Parce que son discours basé sur la sécurité et l'économie ne séduit plus

"Je voudrais que l'on se souvienne de moi comme du protecteur d'Israël", martèle Benyamin Nétanyahou devant le gotha de l'économie internationale, rassemblé à Davos, en Suisse, en janvier 2016. Depuis son entrée en politique à la fin des années 1980, il a fait de la sécurité l'un de ses thèmes de prédilection. Au cours de la dernière campagne pour les législatives en novembre 2022, "monsieur sécurité" parcourt le pays dans un véhicule blindé doté d'une vitre pare-balles pour promouvoir la lutte contre l'insécurité intérieure. 

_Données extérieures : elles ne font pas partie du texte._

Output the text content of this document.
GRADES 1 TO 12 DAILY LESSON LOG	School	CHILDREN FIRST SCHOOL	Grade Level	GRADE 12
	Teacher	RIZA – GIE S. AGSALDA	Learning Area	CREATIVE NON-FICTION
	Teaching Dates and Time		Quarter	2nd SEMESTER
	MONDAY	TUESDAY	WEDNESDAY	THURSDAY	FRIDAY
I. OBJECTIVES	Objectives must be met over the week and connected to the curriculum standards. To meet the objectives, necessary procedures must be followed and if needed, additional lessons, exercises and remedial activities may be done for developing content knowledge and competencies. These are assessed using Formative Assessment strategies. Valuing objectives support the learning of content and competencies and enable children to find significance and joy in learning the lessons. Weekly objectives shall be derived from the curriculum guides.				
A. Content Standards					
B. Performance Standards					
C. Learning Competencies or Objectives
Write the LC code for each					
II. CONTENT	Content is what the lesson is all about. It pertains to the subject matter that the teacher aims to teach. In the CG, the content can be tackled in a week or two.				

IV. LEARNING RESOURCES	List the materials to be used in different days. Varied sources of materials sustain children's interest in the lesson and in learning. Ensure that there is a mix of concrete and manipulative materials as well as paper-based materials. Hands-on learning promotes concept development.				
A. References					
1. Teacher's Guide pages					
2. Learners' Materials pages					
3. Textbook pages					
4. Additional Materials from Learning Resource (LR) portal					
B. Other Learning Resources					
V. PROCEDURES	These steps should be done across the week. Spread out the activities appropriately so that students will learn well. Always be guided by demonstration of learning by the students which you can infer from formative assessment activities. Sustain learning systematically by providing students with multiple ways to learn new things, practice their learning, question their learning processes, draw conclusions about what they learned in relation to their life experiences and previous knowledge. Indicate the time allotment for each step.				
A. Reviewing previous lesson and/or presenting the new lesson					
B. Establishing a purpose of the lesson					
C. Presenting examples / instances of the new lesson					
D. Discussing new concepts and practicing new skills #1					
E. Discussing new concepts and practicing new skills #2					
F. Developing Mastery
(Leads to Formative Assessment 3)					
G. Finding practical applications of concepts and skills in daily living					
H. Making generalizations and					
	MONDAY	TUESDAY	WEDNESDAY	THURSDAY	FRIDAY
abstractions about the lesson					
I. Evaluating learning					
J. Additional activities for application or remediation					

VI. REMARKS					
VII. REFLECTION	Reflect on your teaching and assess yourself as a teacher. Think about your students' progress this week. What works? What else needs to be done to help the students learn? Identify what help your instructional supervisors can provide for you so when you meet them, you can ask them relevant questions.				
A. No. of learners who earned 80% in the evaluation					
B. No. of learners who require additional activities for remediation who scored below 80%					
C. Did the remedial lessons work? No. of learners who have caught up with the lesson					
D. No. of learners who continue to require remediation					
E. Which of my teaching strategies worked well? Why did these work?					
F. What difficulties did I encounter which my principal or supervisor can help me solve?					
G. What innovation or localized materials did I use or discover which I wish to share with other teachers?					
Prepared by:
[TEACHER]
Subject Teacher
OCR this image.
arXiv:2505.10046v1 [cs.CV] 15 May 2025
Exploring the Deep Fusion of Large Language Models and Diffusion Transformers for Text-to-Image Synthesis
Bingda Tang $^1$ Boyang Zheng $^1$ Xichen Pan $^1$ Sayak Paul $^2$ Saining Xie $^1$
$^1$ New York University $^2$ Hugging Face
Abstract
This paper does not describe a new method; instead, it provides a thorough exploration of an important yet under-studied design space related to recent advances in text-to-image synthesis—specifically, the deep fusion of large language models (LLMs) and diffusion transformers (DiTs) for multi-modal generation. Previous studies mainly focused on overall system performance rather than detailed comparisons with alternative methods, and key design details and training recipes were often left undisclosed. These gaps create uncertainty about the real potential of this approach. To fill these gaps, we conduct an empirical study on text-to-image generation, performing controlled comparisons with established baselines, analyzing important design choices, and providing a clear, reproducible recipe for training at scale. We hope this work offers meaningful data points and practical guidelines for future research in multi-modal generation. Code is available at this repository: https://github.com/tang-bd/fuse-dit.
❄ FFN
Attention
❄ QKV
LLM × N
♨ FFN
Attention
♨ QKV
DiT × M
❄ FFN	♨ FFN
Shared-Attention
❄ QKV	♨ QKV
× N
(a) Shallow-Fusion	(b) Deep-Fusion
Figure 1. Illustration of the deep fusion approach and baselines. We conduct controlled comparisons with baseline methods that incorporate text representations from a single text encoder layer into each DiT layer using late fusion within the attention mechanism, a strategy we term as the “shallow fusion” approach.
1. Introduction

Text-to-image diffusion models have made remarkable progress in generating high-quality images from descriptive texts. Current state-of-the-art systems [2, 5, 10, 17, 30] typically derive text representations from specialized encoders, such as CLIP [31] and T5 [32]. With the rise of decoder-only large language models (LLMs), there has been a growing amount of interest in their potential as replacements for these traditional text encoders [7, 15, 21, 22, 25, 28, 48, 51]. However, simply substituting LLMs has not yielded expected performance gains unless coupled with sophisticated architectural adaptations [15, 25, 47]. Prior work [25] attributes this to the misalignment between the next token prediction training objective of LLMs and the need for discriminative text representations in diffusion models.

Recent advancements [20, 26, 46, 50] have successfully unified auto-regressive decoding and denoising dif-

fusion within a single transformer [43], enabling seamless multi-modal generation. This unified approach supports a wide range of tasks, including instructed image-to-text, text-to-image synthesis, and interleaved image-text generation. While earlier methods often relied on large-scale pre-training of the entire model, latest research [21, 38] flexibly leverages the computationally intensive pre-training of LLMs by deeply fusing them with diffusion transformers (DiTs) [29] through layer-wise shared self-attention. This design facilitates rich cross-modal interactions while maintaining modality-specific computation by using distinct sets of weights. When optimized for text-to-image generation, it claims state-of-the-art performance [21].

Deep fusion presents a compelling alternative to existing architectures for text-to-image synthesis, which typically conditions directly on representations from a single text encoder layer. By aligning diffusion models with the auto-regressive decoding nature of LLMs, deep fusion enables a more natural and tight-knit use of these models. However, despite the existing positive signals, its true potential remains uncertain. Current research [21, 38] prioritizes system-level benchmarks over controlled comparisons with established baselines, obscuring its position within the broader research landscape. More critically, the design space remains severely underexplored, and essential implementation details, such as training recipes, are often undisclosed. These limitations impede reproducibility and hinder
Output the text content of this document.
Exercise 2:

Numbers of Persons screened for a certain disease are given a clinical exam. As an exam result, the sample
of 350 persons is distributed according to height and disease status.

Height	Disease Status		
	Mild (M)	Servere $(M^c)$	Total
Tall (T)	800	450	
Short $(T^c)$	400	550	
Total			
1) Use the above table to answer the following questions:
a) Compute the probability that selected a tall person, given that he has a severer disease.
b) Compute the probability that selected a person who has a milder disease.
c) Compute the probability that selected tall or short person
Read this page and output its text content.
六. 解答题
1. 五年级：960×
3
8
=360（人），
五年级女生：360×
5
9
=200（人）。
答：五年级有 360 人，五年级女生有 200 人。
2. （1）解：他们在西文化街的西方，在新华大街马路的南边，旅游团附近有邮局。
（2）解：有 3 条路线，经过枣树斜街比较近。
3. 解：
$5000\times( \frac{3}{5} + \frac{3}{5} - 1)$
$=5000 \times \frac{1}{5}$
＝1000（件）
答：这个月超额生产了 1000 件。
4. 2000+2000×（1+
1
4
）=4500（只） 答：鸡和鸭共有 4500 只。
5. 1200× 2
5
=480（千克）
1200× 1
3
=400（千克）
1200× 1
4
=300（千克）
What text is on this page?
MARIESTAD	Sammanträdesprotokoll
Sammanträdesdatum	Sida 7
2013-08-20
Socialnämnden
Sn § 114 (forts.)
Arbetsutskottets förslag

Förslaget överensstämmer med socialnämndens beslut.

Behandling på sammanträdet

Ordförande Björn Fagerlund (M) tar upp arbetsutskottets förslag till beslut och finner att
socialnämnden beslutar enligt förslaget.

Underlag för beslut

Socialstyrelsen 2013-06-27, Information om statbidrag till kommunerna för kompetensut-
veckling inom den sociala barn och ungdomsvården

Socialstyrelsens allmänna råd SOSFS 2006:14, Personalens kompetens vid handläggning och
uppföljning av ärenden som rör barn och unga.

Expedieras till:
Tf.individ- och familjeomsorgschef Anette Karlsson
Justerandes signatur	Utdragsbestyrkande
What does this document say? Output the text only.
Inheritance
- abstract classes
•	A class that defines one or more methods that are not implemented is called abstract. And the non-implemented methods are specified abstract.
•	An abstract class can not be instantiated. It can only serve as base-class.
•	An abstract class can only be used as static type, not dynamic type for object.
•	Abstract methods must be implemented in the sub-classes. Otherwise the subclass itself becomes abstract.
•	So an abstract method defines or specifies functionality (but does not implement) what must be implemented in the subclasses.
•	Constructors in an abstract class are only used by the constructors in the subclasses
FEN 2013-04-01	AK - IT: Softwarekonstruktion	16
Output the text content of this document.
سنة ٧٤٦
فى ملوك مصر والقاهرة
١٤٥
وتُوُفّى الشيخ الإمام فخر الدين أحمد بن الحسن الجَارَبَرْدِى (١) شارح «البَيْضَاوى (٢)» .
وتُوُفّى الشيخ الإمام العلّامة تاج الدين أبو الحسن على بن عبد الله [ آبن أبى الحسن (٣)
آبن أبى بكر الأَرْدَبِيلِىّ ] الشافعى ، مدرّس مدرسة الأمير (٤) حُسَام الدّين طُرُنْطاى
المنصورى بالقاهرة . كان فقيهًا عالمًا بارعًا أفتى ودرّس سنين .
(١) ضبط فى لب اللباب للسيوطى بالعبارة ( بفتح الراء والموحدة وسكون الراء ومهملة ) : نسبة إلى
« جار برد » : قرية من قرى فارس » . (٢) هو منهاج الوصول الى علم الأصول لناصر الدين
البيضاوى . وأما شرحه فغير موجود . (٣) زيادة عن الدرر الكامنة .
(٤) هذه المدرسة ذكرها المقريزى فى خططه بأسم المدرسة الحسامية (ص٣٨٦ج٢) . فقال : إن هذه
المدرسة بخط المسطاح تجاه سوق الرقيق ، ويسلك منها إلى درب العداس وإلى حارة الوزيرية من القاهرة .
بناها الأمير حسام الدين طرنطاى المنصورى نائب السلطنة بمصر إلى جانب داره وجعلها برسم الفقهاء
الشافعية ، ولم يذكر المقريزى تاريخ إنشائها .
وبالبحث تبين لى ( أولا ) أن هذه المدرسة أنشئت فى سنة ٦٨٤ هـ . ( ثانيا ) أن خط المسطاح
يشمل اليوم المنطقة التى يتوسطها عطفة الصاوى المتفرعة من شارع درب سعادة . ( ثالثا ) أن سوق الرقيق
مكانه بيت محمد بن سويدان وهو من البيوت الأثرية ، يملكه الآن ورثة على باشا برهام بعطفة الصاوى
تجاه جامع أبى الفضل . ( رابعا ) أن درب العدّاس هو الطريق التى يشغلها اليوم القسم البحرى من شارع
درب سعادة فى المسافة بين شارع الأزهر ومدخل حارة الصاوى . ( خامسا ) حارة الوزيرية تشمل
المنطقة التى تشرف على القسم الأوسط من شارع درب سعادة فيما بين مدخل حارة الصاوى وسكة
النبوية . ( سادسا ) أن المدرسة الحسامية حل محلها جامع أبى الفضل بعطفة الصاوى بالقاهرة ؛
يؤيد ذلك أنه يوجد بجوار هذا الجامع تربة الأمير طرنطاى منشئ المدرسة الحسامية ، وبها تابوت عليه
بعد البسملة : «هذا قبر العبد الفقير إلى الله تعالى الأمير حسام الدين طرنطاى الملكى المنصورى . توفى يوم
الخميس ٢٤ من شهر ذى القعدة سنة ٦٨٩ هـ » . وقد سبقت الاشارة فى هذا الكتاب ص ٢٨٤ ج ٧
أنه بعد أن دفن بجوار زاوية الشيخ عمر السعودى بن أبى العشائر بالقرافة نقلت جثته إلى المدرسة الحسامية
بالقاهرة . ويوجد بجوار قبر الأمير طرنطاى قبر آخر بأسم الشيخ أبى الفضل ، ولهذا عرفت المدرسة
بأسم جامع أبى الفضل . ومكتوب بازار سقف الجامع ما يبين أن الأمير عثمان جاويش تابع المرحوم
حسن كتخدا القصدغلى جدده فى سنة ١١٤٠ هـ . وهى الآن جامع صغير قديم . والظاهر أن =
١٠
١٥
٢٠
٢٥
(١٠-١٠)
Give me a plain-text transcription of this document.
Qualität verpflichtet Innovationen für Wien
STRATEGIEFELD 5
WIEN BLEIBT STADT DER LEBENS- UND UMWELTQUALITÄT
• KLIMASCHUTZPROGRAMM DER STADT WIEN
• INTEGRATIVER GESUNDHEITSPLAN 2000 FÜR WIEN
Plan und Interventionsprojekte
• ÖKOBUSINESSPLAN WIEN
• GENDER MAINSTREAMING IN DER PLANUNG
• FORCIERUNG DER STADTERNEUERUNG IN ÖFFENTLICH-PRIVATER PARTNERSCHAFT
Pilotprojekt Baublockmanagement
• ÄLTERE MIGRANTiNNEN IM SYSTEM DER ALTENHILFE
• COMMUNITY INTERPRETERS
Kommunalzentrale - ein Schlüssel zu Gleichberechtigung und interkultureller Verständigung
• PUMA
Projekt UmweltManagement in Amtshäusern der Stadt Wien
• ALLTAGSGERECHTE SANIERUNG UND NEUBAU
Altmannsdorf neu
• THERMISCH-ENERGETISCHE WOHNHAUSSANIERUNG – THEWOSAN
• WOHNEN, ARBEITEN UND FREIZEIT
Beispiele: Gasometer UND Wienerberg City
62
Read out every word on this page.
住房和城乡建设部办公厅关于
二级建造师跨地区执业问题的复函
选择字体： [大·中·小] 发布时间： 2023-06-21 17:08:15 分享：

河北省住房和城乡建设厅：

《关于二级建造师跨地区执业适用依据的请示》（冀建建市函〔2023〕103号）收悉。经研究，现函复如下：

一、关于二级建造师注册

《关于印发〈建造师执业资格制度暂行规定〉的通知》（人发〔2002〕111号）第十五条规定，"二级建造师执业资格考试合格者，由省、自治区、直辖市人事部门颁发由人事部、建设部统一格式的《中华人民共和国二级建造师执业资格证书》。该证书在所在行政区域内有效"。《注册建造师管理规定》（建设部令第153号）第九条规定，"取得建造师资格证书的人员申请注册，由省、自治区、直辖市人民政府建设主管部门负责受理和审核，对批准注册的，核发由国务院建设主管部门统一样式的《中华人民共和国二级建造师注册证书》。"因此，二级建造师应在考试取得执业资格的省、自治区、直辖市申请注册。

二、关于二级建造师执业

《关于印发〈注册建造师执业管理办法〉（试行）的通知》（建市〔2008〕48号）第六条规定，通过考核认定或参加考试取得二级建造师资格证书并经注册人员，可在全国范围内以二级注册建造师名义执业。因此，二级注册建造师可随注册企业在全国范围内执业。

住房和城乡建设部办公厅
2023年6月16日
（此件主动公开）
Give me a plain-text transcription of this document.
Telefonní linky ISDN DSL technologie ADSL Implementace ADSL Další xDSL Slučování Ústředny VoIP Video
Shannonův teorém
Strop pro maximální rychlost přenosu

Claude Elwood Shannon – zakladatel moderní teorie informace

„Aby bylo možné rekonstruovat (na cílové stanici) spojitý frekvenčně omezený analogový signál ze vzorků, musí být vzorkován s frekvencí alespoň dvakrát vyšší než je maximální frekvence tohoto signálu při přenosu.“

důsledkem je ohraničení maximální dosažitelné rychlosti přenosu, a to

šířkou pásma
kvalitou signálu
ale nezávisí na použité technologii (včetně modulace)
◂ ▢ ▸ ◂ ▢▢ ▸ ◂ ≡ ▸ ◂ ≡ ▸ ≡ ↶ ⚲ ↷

Mais voilà, ce discours "axé sur la sécurité et la réussite économique qui lui a permis de remporter de nombreuses élections par le passé, ne trouve plus le même écho au sein de la société israélienne", commente le professeur de science politique. Depuis l'offensive du 7 octobre du Hamas, Benyamin Nétanyahou s'est retrouvé confronté aux polémiques. Critiqué pour n'être pas parvenu à empêcher l'attaque du Hamas, le chef du gouvernement est jugé responsable par l'opinion des failles sécuritaires. Fin novembre, le New York Times a assuré que les autorités israéliennes étaient au courant du plan d'attaque du Hamas depuis plusieurs mois. A l'échec du renseignement s'ajoute l'échec militaire : l'immense barrière ceinturant la bande de Gaza, pourvue de centaines de caméras dernier cri et de radars, a été franchie aisément par les hommes du Hamas. Le "mur de fer" construit entre 2018 et 2021, au cœur du système de défense de l'Etat hébreu, était censé protéger les habitants du sud du pays. 

Comme chef de guerre, Benyamin Nétanyahou ne parvient pas non plus à redorer son blason. Malgré ses visites sur le front et à Gaza, auprès des troupes engagées dans la contre-offensive, le capital sympathie du dirigeant continue de s'éroder. "Le charme n'opère plus, il a été rompu (...), analyse Denis Charbit. L'affection et la compassion des Israéliens va d'abord aux simples soldats, au militaire qui est présent à Gaza et qui risque à tout instant de perdre sa vie". 

Et quand l'armée atteint ses objectifs dans sa guerre contre le Hamas, comme la mort, mercredi, du numéro 2 de l'organisation au Liban, "les bénéfices de ces actions ne lui reviennent pas, souligne Nimrod Goren, chercheur chargé des affaires israéliennes au Middle East Institute et président du Mitvim, l'Institut israélien pour les politiques étrangères régionales. Ces succès sont d'abord attribués aux militaires et à l'appareil d'Etat." 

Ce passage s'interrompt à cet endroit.